Tribunal Administratif de MELUN — Décision N° TA77-2204175

vendredi 17 mai 2024

JuridictionTribunal Administratif de MELUN
SectionTribunal Administratif de MELUN
N° DossierTA77-2204175
TypeOrdonnance
RecoursExcès de pouvoir
Avocat requérantFAUVEAU IVANOVIC

Texte intégral

Vu la procédure suivante :

Par une requête enregistrée le 27 avril 2022, Mme A B, représentée par Me Fauveau Ivanovic, demande au tribunal :

1°) d'annuler la décision du 5 avril 2022 par laquelle la directrice territoriale de l'Office français de l'immigration et de l'intégration de Créteil lui a notifié la cessation des conditions matérielles d'accueil du demandeur d'asile ;

2°) d'enjoindre à l'Office français de l'immigration et de l'intégration de lui rétablir le bénéfice des conditions matérielles d'accueil du demandeur d'asile et de lui verser rétroactivement les allocations dues à compter du 5 avril 2022 dans le délai de huit jours à compter du jugement à intervenir sous astreinte de 100 euros par jour de retard ou, à défaut, de réexaminer sa situation ;

3°) de l'admettre au bénéfice de l'aide juridictionnelle à titre provisoire ;

4°) de mettre à la charge de l'Office français de l'immigration et de l'intégration le versement de la somme de 1 500 euros, en application des dispositions combinées de l'article L. 761-1 du code de justice administrative et de l'article 37 de la loi du 10 juillet 1991.

Par un mémoire en défense, enregistré le 4 avril 2024, l'Office français de l'immigration et de l'intégration, représenté par son directeur général, conclut au rejet de la requête.

Par un mémoire, enregistré le 7 avril 2024, Mme B, représentée par Me Fauveau Ivanovic, déclare se désister de ses conclusions à fins d'annulation et persiste dans ses conclusions tendant à l'application des dispositions combinées de l'article L. 761-1 du code de justice administrative et de l'article 37 de la loi du 10 juillet 1991.

Vu les autres pièces du dossier.

Mme B a été admise au bénéfice de l'aide juridictionnelle totale par décision du 18 mai 2022.

Vu le code de justice administrative.

Considérant ce qui suit :

1. Aux termes de l'article R. 222-1 du code de justice administrative : " () les présidents de formation de jugement des tribunaux () peuvent, par ordonnance : 1° Donner acte des désistements ; () 5° Statuer sur les requêtes qui ne présentent plus à juger de questions autres que la condamnation prévue à l'article L. 761-1 ou la charge des dépens ; () ".

2. Par un mémoire enregistré le 7 avril 2024, la requérante déclare se désister de ses conclusions à fin d'annulation.
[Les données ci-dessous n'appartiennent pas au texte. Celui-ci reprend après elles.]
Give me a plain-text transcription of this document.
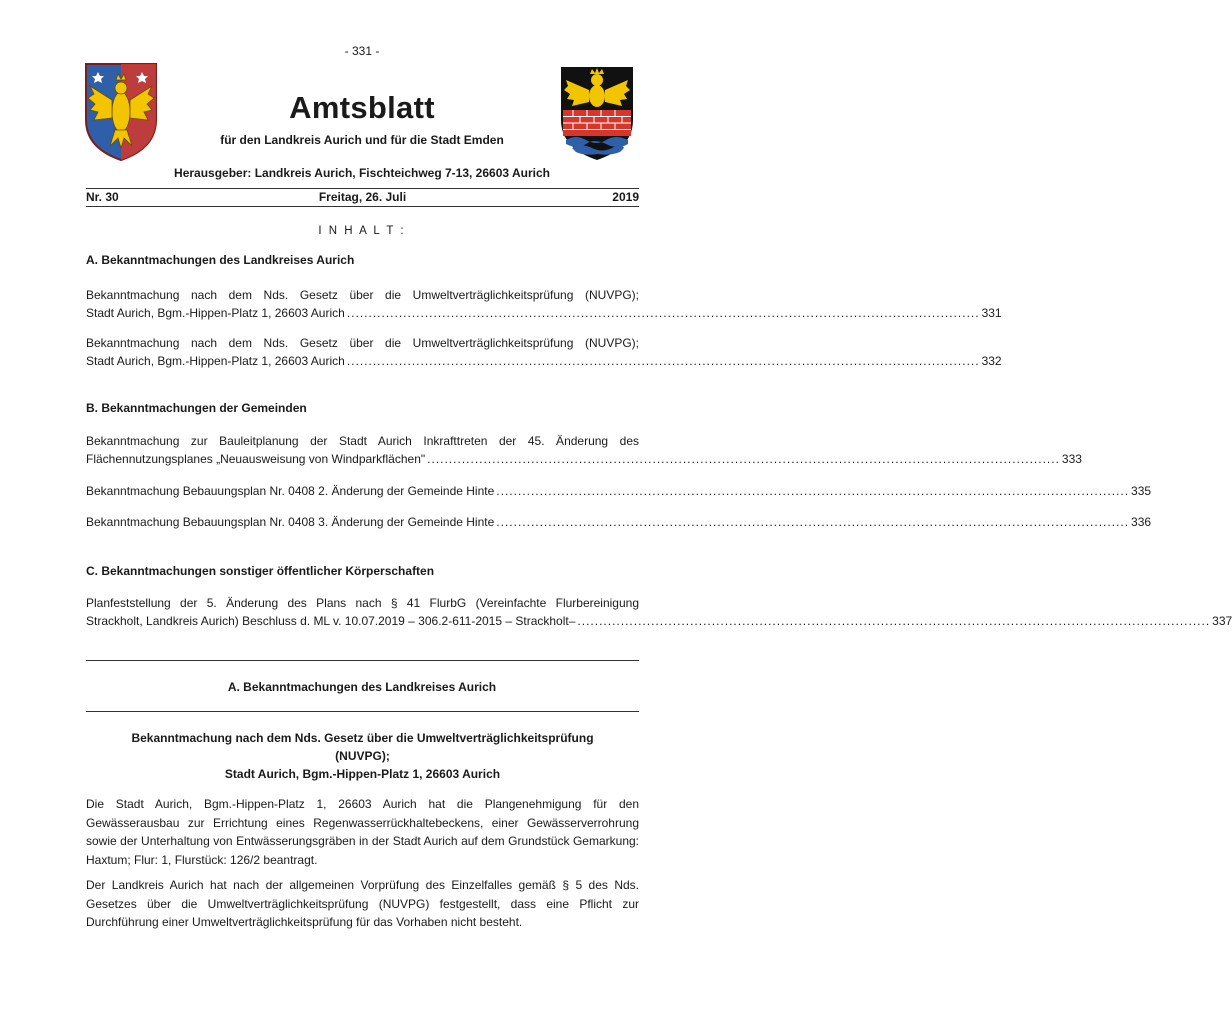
- 331 -
Amtsblatt
für den Landkreis Aurich und für die Stadt Emden
Herausgeber: Landkreis Aurich, Fischteichweg 7-13, 26603 Aurich
Nr. 30	Freitag, 26. Juli	2019
I N H A L T :
A. Bekanntmachungen des Landkreises Aurich
Bekanntmachung nach dem Nds. Gesetz über die Umweltverträglichkeitsprüfung (NUVPG);
Stadt Aurich, Bgm.-Hippen-Platz 1, 26603 Aurich .................................................................................................................................................. 331
Bekanntmachung nach dem Nds. Gesetz über die Umweltverträglichkeitsprüfung (NUVPG);
Stadt Aurich, Bgm.-Hippen-Platz 1, 26603 Aurich .................................................................................................................................................. 332
B. Bekanntmachungen der Gemeinden
Bekanntmachung zur Bauleitplanung der Stadt Aurich Inkrafttreten der 45. Änderung des
Flächennutzungsplanes „Neuausweisung von Windparkflächen" .................................................................................................................................................. 333
Bekanntmachung Bebauungsplan Nr. 0408 2. Änderung der Gemeinde Hinte .................................................................................................................................................. 335
Bekanntmachung Bebauungsplan Nr. 0408 3. Änderung der Gemeinde Hinte .................................................................................................................................................. 336
C. Bekanntmachungen sonstiger öffentlicher Körperschaften
Planfeststellung der 5. Änderung des Plans nach § 41 FlurbG (Vereinfachte Flurbereinigung
Strackholt, Landkreis Aurich) Beschluss d. ML v. 10.07.2019 – 306.2-611-2015 – Strackholt– .................................................................................................................................................. 337
A. Bekanntmachungen des Landkreises Aurich
Bekanntmachung nach dem Nds. Gesetz über die Umweltverträglichkeitsprüfung
(NUVPG);
Stadt Aurich, Bgm.-Hippen-Platz 1, 26603 Aurich
Die Stadt Aurich, Bgm.-Hippen-Platz 1, 26603 Aurich hat die Plangenehmigung für den Gewässerausbau zur Errichtung eines Regenwasserrückhaltebeckens, einer Gewässerverrohrung sowie der Unterhaltung von Entwässerungsgräben in der Stadt Aurich auf dem Grundstück Gemarkung: Haxtum; Flur: 1, Flurstück: 126/2 beantragt.
Der Landkreis Aurich hat nach der allgemeinen Vorprüfung des Einzelfalles gemäß § 5 des Nds. Gesetzes über die Umweltverträglichkeitsprüfung (NUVPG) festgestellt, dass eine Pflicht zur Durchführung einer Umweltverträglichkeitsprüfung für das Vorhaben nicht besteht.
Elle doit, par voie de conséquence, être regardée comme se désistant également de ses conclusions à fin d'injonction. Elle doit enfin être regardée comme s'étant désistée de ses conclusions tendant à son admission à l'aide juridictionnelle à titre provisoire. Ce désistement est pur et simple. Rien ne s'oppose à ce qu'il en soit donné acte.

3. Mme B ayant été admise au bénéfice de l'aide juridictionnelle, son avocate peut se prévaloir des dispositions des articles L. 761-1 du code de justice administrative et 37 de la loi du 10 juillet 1991 relative à l'aide juridique. Il y a lieu, dans les circonstances de l'espèce, de mettre à la charge de l'Office français de l'immigration et de l'intégration le versement à Me Fauveau Ivanovic d'une somme de 1 200 euros, sous réserve qu'elle renonce à percevoir la somme correspondante à la part contributive de l'Etat.

O R D O N N E :

Article 1er : Il est donné acte du désistement d'instance de Mme B de ses conclusions aux fins d'annulation et d'injonction et tendant au bénéfice de l'aide juridictionnelle à titre provisoire.

Article 2 : L'Office français de l'immigration et de l'intégration versera Me Fauveau Ivanovic une somme de 1 200 euros, en application des dispositions des articles L. 761-1 du code de justice administrative et 37 de la loi n° 91-647 du 10 juillet 1991 relative à l'aide juridique, sous réserve de sa renonciation à percevoir la somme correspondant à la part contributive de l'Etat.

Article 3 : La présente ordonnance sera notifiée à Mme A B, à Me Fauveau Ivanovic et à l'Office français de l'immigration et de l'intégration.

Fait à Melun, le 17 mai 2024.

La présidente de la 5ème chambre,

I. BILLANDON

La République mande et ordonne au ministre de l'intérieur et des outre-mer en ce qui le concerne ou à tous commissaires de justice à ce requis en ce qui concerne les voies de droit commun, contre les parties privées, de pourvoir à l'exécution de la présente décision.